Krankentagegeld auch in der Altersteilzeit-Freistellungsphase

Krankentagegeld soll vor Verdienstausfall bei längerer Krankheit schützen. Im zweiten Block der Altersteilzeit bekommt der Arbeitnehmer Gehalt, arbeitet aber nicht mehr. Deshalb wirkt sich hier eine Erkrankung finanziell nicht negativ aus. Die Versicherung muss trotzdem Krankentagegeld zahlen.

BGH bringt Klarheit zur Altersteilzeit zu Gunsten der Versicherten

Der BGH hat wieder eine Streitsituation geklärt. Diesmal betrifft es die Versicherungsleistung Krankentagegeld während einer Altersteilzeit-Freistellungsphase. Die Ansichten der Instanzgerichte divergierten und auch in der Kommentarliteratur konnte man bislang sowohl die eine als auch die andere Meinung lesen. Am Ende der Entscheidungskette haben die Versicherer nun den Kürzeren gezogen.

Versicherung verlangt für Freistellungsphase gezahltes Krankentagegeld zurück

Etwas mehr als ein Jahr lang bezog der Versicherungsvermittler Krankentagegeld. Fast 30 Jahre vorher hatte er den Vertrag mit seinem Versicherer abgeschlossen. Als bekannt wurde, dass sich der Versicherungsnehmer in der Passivphase eines Altersteilzeit-Blockmodells befand und somit trotz langer Erkrankung keinen Verdienstausfall zu beklagen hatte, verlangte die Versicherung die gezahlten Beträge in Höhe von 21.710 Euro zurück.

In den Versicherungsbedingungen heißt es u.a.:

„Der Versicherer bietet Versicherungsschutz gegen Verdienstausfall als Folge von Krankheiten oder Unfällen, soweit dadurch Arbeitsunfähigkeit verursacht wird…“

„Der Wegfall einer im Tarif bestimmten Voraussetzung für die Versicherungsfähigkeit … ist dem Versicherer unverzüglich anzuzeigen. Erlangt der Versicherer … später Kenntnis, so sind beide Teile verpflichtet, die … empfangenen Leistungen … zurückzugewähren.“

„Nach den Tarifen TA 6 … sind versicherungsfähig die Angestellten, die als Gehaltsempfänger in einem festen Arbeitsverhältnis stehen und lohnsteuerpflichtig sind.“

Festes Arbeitsverhältnis und Lohnsteuerpflicht bestehen auch in der Freistellung

Als Versicherungsvertreter war ein Fachmann betroffen. Der BGH ließ dieses zufällige Spezialwissen außen vor und stellt auf einen durchschnittlichen, um Verständnis bemühten Versicherungsnehmer ab. Der aber

  • erkennt keine Einschränkungen im Hinblick auf ein Altersteilzeitmodell.
  • Das feste Arbeitsverhältnis und die Lohnsteuerpflicht treffen auf ihn zu.
  • Er ist noch nicht wie ein Rentner endgültig aus dem Arbeitsleben ausgeschieden, sondern könnte jederzeit wieder arbeiten.

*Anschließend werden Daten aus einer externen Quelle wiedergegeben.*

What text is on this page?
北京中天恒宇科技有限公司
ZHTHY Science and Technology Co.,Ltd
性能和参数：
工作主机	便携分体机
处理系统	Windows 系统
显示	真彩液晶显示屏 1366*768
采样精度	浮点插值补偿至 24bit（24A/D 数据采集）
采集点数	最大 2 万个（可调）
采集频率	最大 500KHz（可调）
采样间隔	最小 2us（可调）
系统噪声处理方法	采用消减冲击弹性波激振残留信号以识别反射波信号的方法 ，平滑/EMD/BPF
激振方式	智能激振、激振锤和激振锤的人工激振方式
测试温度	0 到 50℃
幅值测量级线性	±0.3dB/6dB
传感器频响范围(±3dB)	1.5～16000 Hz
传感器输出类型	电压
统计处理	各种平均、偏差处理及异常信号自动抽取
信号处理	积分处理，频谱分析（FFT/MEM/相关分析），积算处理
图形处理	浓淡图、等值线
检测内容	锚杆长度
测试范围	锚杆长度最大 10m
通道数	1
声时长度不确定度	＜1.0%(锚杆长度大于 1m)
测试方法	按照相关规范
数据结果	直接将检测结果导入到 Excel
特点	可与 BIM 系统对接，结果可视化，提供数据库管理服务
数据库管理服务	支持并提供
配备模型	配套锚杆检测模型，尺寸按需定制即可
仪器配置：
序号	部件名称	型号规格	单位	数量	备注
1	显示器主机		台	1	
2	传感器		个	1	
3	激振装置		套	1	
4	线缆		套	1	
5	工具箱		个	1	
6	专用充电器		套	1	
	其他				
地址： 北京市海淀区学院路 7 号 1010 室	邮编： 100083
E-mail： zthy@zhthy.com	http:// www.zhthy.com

Was wäre bei Kenntnis von den Altersteilzeitmodellen vereinbart worden?

Das Altersteilzeitgesetz gibt es erst seit 1996, während der Versicherungsvertrag, mit dem Krankentagegeld versprochen wurde, bereits 1985 abgeschlossen wurde. Der BGH bezweifelt jedoch, dass die Bedingungen bei Kenntnis von den Altersteilzeitoptionen anders gelautet und die Versicherungsfähigkeit für die Freistellungsphase verneint hätten. Er lehnt daher eine ergänzende Auslegung des Versicherungsvertrages in diesem Sinne ab.

Bereicherungsverbot gilt nicht bei Summenversicherung

Bei dem Einwand der Versicherung im Bezug auf das Bereicherungsverbot (§ 200 VVG), half dem Versicherten die Tatsache, dass das Krankentagegeld als Summenversicherung ausgestaltet ist. D.h. der Betrag des Krankentagegelds ist von vornherein fest und als pauschale Summe vereinbart, ohne Rücksicht darauf, wie hoch der Verdienstausfall tatsächlich ist. Das Bereicherungsverbot stellt hingegen auf den Ausgleich des konkreten Schadens ab.

Handlungsbedarf bei Versicherern

Der Entscheidung des BGH können die Versicherer mit einer klaren Ausschlussklausel in ihren Bedingungen entgegenwirken, um künftig Krankentagegeldzahlungen in Freistellungsphasen zu vermeiden. Bei bereits abgeschlossenen Verträgen dürfte eine solche Änderung nicht ohne Zustimmung des Versicherungsnehmers möglich sein.

(BGH, Urteil v. 27.11.2019, IV ZR 314/17).